Just like waves, people are generally that consistent – even if they are consistently inconsistent. We can usually plan on people being exactly like we’ve known them to be.
In times when I’ve dealt with difficult people I’ve found myself almost chuckling when they behave exactly as I expect them to. I may not choose it for myself. I may not choose them as a colleague, employee or boss, but I can at least no longer pretend to be surprised when they act as they always do.
People don’t change for your reasons; they change for their own. Yelling at them to be different doesn’t work. Understanding and accepting this is probably one of the most liberating gifts you can give yourself.
Invitation #4: Everyone in your life is there for only a season
If there’s one thing I’ve learned in my career, it is that people move on. Nothing is static. Making large professional and life decisions because of one person’s behavior is something I encourage all of my clients to think long and hard about.
People move on. It’s very likely that the person that you want to escape is also making plans to do something new as well. And even if they aren’t, nothing stays the same for long.
You have dreams, aspirations, and goals. Never let one person sway you from your ambitions. And if you are finding that you are rattled by the behavior of someone else, it may be time to consider your own goals.
Do you have a plan? Do you know where you are going? Do you know what you want to achieve in the next year, two years, three?
In my experience, it is our clients who are the most unclear about their future that are also the most impacted by difficult people in their lives.
When you don’t have a plan for where you are going, it can make the challenges of today feel extremely big and unmanageable. But if you know the direction you are heading, it can help make the challenges of the day feel like blips on the radar. Suddenly they are much more manageable.

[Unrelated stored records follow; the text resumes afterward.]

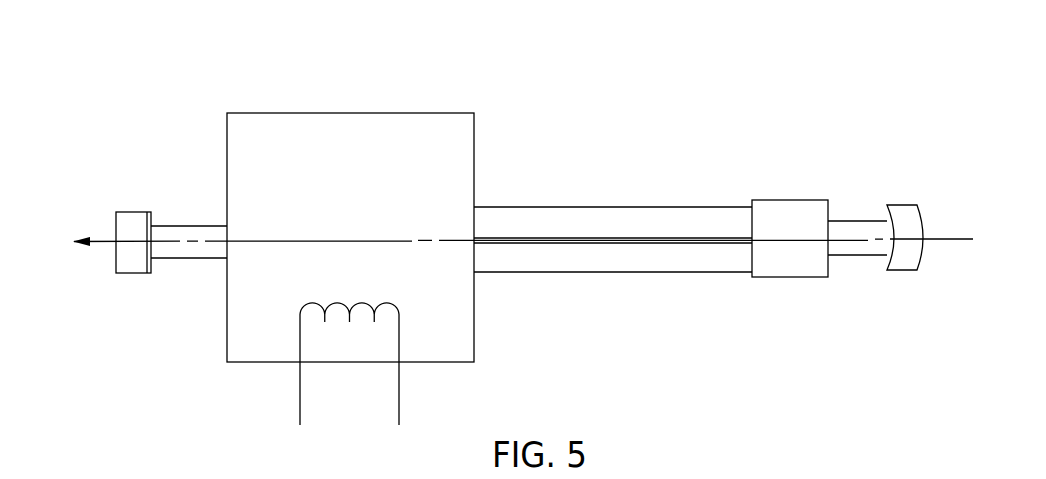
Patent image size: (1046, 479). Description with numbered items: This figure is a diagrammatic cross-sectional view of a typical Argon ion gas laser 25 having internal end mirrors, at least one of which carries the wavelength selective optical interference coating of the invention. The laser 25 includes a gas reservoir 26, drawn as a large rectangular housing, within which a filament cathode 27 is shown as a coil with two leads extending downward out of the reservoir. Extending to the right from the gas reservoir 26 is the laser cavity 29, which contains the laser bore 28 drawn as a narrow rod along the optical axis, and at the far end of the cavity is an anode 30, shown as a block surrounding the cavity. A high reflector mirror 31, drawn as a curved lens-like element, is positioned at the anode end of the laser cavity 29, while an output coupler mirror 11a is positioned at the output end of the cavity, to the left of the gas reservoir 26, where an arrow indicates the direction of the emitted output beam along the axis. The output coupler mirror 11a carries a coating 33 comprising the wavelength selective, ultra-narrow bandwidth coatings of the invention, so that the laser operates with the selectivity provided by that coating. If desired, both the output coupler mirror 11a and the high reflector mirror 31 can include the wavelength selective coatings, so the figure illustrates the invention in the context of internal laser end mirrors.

The Argon ion gas laser 25 is at (628, 82).
The gas reservoir 26 is at (288, 125).
The filament cathode 27 is at (300, 328).
The output coupler mirror 11a is at (137, 267).
The coating 33 is at (148, 215).
The laser cavity 29 is at (492, 202).
The laser bore 28 is at (512, 238).
The anode 30 is at (778, 207).
The high reflector mirror 31 is at (902, 260).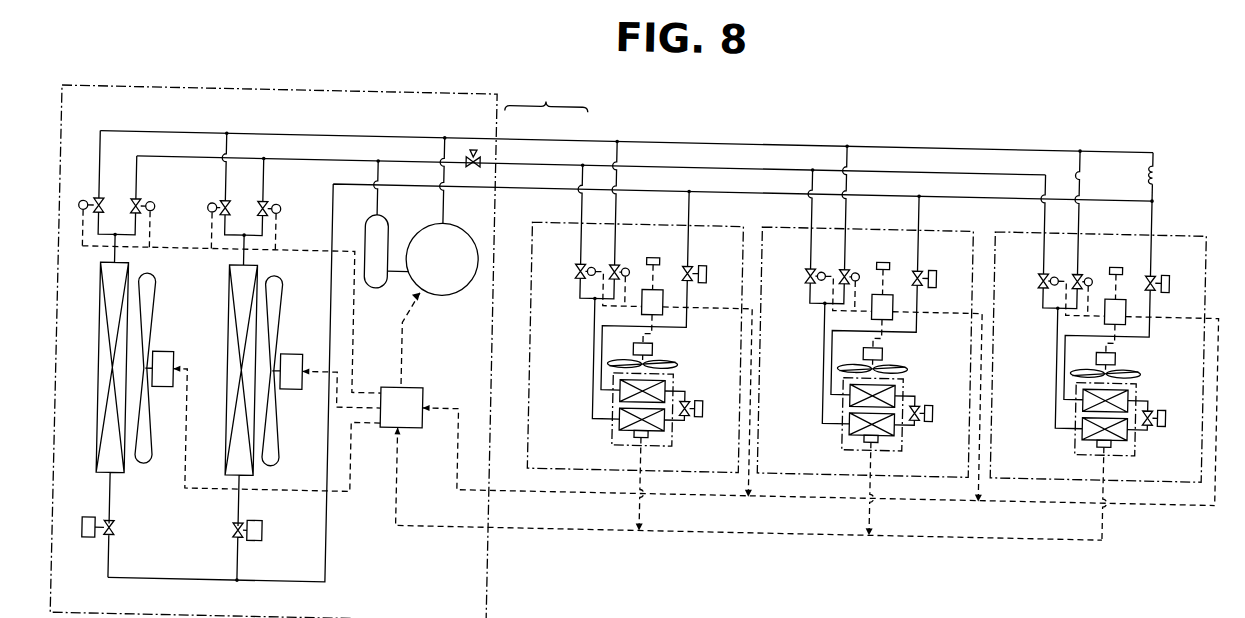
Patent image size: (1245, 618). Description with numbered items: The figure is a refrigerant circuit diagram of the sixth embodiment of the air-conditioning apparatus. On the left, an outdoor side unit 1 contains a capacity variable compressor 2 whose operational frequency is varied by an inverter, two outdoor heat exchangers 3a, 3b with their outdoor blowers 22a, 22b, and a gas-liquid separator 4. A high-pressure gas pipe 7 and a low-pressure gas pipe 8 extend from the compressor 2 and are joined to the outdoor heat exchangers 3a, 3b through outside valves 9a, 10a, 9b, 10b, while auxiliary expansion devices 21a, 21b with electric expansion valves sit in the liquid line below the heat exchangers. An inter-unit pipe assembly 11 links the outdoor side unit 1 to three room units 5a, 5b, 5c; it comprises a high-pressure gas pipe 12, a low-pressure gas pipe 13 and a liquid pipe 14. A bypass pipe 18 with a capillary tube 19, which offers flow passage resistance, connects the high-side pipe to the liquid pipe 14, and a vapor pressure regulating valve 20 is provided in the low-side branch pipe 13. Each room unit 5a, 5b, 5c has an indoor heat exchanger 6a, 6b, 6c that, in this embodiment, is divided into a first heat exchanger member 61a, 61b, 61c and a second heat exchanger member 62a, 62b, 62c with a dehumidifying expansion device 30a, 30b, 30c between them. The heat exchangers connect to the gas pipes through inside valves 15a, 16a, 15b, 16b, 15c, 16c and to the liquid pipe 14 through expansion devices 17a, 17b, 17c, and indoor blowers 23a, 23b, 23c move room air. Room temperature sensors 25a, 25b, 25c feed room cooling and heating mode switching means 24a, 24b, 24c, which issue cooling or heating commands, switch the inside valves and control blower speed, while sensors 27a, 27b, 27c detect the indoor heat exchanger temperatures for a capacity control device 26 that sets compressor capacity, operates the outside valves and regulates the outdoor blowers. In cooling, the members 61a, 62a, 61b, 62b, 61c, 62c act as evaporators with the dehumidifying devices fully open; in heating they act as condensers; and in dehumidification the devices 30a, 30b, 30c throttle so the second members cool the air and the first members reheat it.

The outdoor side unit 1 is at (499, 582).
The capacity variable compressor 2 is at (456, 285).
The outdoor heat exchanger 3a is at (106, 423).
The outdoor heat exchanger 3b is at (235, 420).
The gas-liquid separator 4 is at (379, 280).
The room unit 5a is at (715, 211).
The room unit 5b is at (870, 339).
The room unit 5c is at (1102, 344).
The indoor heat exchanger 6a is at (681, 426).
The indoor heat exchanger 6b is at (894, 425).
The indoor heat exchanger 6c is at (1126, 430).
The high-pressure gas pipe 7 is at (449, 197).
The low-pressure gas pipe 8 is at (381, 197).
The outside valve 9a is at (90, 197).
The outside valve 9b is at (215, 197).
The outside valve 10a is at (154, 197).
The outside valve 10b is at (281, 197).
The inter-unit pipe assembly 11 is at (547, 96).
The high-pressure gas pipe 12 is at (520, 128).
The low-pressure gas pipe 13 is at (543, 153).
The liquid pipe 14 is at (564, 177).
The inside valve 15a is at (622, 250).
The inside valve 15b is at (863, 227).
The inside valve 15c is at (1095, 232).
The inside valve 16a is at (584, 268).
The inside valve 16b is at (821, 249).
The inside valve 16c is at (1054, 255).
The expansion device 17a is at (706, 251).
The expansion device 17b is at (900, 295).
The expansion device 17c is at (1132, 300).
The bypass pipe 18 is at (1161, 168).
The capillary tube 19 is at (1162, 148).
The vapor pressure regulating valve 20 is at (475, 142).
The auxiliary expansion device 21a is at (122, 531).
The auxiliary expansion device 21b is at (272, 531).
The outdoor blower 22a is at (176, 348).
The outdoor blower 22b is at (300, 348).
The indoor blower 23a is at (618, 349).
The indoor blower 23b is at (838, 354).
The indoor blower 23c is at (1071, 359).
The room cooling and heating mode switching means 24a is at (669, 297).
The room cooling and heating mode switching means 24b is at (927, 397).
The room cooling and heating mode switching means 24c is at (1160, 402).
The room temperature sensor 25a is at (650, 259).
The room temperature sensor 25b is at (880, 264).
The room temperature sensor 25c is at (1113, 269).
The capacity control device 26 is at (422, 419).
The sensor 27a is at (642, 423).
The sensor 27b is at (842, 484).
The sensor 27c is at (1075, 489).
The dehumidifying expansion device 30a is at (706, 386).
The dehumidifying expansion device 30b is at (925, 396).
The dehumidifying expansion device 30c is at (1157, 401).
The first heat exchanger member 61a is at (628, 377).
The first heat exchanger member 61b is at (830, 399).
The first heat exchanger member 61c is at (1062, 403).
The second heat exchanger member 62a is at (629, 412).
The second heat exchanger member 62b is at (839, 379).
The second heat exchanger member 62c is at (1072, 383).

Invitation #5: You don’t have to give up who you are to work with a difficult person
But you may just have to learn new skills and challenge yourself to do more and be more for yourself and others. Often, our clients believe that they have to over-compromise to get along with a difficult person. They believe they have to give up a part of who they are to make it work.

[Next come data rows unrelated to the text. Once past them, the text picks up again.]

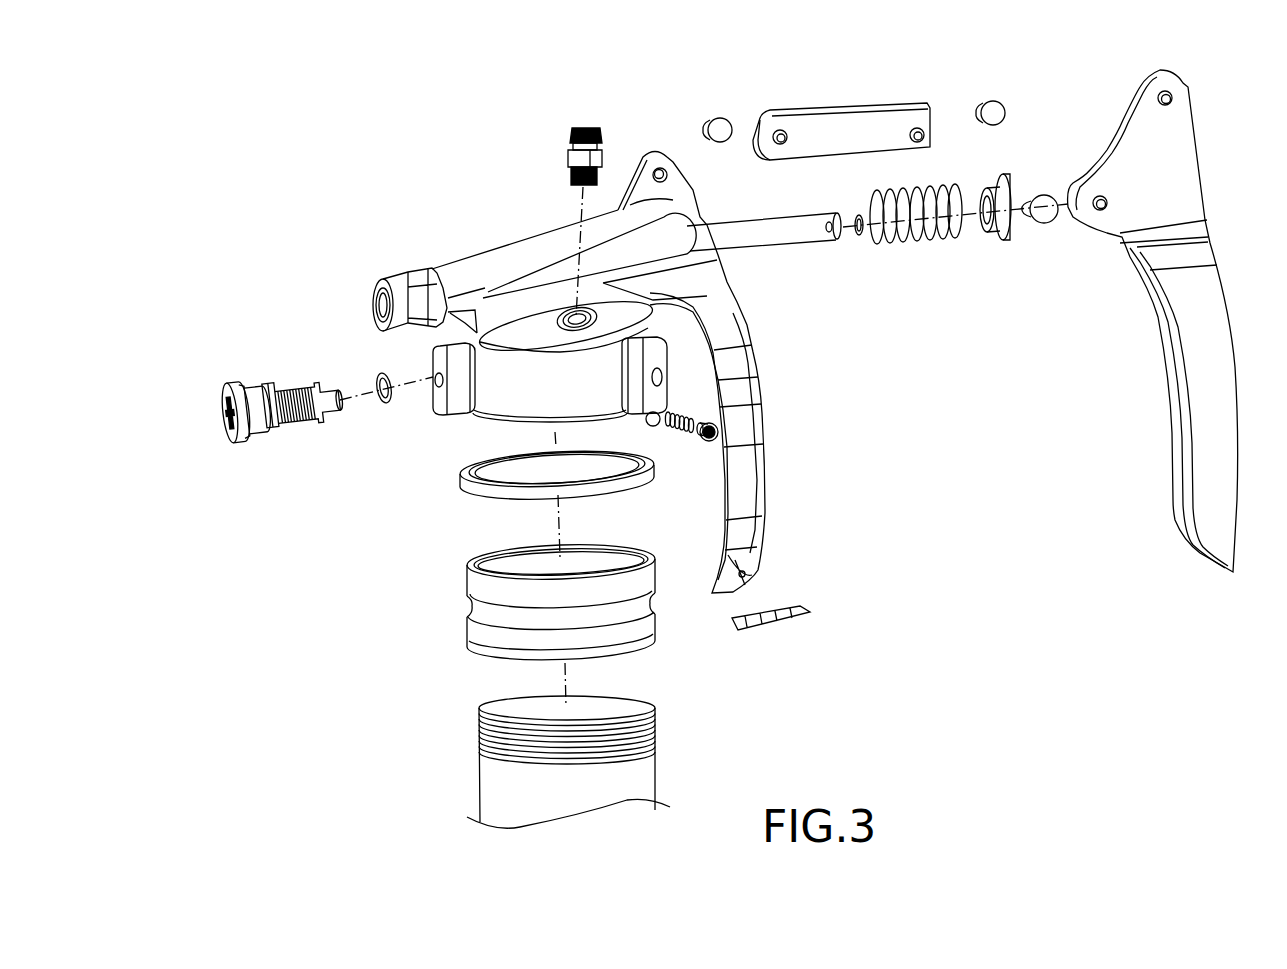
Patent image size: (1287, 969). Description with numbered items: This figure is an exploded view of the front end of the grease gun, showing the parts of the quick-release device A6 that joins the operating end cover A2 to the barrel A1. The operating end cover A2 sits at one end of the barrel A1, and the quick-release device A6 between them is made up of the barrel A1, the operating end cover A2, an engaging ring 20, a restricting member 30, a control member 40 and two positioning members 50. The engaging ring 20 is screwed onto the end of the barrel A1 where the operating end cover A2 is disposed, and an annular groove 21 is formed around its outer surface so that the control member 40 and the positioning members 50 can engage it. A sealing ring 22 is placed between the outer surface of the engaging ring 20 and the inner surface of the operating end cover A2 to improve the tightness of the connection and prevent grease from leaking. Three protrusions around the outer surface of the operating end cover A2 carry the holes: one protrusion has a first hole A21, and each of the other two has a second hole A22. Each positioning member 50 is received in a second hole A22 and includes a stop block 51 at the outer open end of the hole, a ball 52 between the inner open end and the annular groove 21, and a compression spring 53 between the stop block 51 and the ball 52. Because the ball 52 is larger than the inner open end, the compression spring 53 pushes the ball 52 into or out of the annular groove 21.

The barrel A1 is at (477, 762).
The operating end cover A2 is at (497, 402).
The first hole A21 is at (435, 377).
The second hole A22 is at (662, 372).
The quick-release device A6 is at (304, 409).
The engaging ring 20 is at (511, 599).
The annular groove 21 is at (487, 613).
The sealing ring 22 is at (465, 482).
The restricting member 30 is at (272, 437).
The control member 40 is at (231, 430).
The positioning member 50 is at (737, 460).
The stop block 51 is at (722, 430).
The ball 52 is at (653, 426).
The compression spring 53 is at (690, 418).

I see it quite differently. I see that you aren’t giving anything up. You are a whole, complete person.
What I’ve learned is that, when we encounter someone we believe to be difficult, it is our cue to learn a new skill.
It is our cue to manage ourselves and others differently, and to embrace the discomfort and challenge to broaden our capabilities – whether we need to do so in our conversations, our boundaries, our communication, or our technical skills.
Difficult people can be the sharpest tool kit you’ll ever encounter. And even though it doesn’t feel like it at the time, the difficult people we encounter can truly be some of our greatest teachers.
I’ve offered you five invitations, five different ways to think about working with that ‘difficult’ person.
- Difficult people are not difficult until someone else believes that they are.
- What we think about, comes about.
- There will always be a difficult person. Always.
- Everyone in your life is there for a season.
- You don’t have to give up who you are to work with a difficult person.
It’s up to you if you choose to accept any of them. Try them on for a while. See what you think.
But whether or not you choose to change your perspective will not change the fact that there will always be another difficult person at work. How you choose to react to that person and the relationship you create with them is ultimately up to you.
Regardless of how they behave, your actions and your interactions are yours to keep.